Na penúltima semana de abril estive em Valencia, onde, convidado pelo Senhor Cardeal Arcebispo, celebrei na catedral uma Missa de ação de graças pela beatificação de D. Álvaro e proferi uma conferência sobre o seu trabalho no Concilio Vaticano II. Além disso, reuni-me com muitas das minhas filhas e filhos e com pessoas de todas as idades que participam no apostolado da Obra. Ajudai-me a agradecer a Deus os frutos espirituais que Ele tenha querido originar. Acompanhai-me também na ação de graças pela ordenação sacerdotal de um bom grupo de irmãos vossos, Numerários, no próximo dia 9, na Basílica de Santo Eugénio. Deo omnis glória!

Termino, minhas filhas e filhos, com a lembrança da novena de S. Josemaria à Virgem de Guadalupe, em maio de 1970. Foi lá para rezar pela Igreja, pelo Santo Padre, pelo Opus Dei. E quantos frutos trouxe! Continuarão a ser abundantes, pela bondade de Deus e a intercessão da Virgem Santíssima, se nos esforçarmos por seguir diariamente os passos do nosso Padre, como fez D. Álvaro de forma tão leal. Recorramos à sua intercessão, especialmente no próximo dia 12, data em que vamos celebrar pela primeira vez a sua memória litúrgica.

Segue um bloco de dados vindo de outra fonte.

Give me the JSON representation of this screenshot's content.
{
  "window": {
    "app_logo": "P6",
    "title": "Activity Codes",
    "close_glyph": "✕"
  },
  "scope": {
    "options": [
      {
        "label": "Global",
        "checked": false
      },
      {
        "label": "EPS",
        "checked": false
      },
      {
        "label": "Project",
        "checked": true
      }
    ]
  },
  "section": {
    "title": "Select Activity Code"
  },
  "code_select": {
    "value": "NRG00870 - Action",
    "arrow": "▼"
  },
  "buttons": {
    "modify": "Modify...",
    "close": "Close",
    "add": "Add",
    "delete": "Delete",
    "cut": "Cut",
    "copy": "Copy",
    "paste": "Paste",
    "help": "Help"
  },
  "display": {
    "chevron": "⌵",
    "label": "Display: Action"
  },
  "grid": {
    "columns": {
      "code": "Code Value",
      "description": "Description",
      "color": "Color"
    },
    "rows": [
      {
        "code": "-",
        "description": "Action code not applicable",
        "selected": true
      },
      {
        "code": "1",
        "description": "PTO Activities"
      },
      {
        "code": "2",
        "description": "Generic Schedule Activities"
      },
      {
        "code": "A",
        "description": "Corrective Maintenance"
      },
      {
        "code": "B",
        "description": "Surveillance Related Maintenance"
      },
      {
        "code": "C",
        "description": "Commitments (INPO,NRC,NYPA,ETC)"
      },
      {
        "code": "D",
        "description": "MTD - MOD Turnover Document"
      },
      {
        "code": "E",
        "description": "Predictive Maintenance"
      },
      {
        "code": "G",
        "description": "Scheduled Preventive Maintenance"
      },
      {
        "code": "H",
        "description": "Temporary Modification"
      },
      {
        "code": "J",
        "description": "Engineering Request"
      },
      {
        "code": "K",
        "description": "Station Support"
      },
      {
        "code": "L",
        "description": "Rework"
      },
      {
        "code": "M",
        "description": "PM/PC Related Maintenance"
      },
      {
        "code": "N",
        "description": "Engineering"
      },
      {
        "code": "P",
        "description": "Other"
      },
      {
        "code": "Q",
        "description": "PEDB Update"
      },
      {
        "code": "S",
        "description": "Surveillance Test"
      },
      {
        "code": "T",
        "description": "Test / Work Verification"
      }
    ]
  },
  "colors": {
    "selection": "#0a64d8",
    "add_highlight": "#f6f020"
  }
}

Com todo o afeto, abençoa-vos e volta a pedir-vos orações

o vosso Padre

+ Javier

Roma, 1 de maio de 2015

© Prælatura Sanctæ Crucis et Operis Dei


[1]. Papa Francisco, Discurso na Audiência geral, 11-II-2015.

[2]. Papa Francisco, Discurso na Audiência geral, 18-II-2015.

[3]. S. Josemaria, Notas de uma reunião familiar, 24-XI-1972.

[4]. Papa Francisco, Encontro com as famílias nas Filipinas, 16-I-2015.

[5]. Papa Francisco, Encontro com as famílias nas Filipinas, 16-I-2015.

[6]. At 4, 33.

[7]. Cfr. At 5, 41.

[8]. S. Josemaria, Cristo que passa, n. 141.

[9]. S. Josemaria, Notas de uma reunião familiar, 29-IV-1969.

[10]. S. Josemaria, Carta, 31-V-1954, n. 34.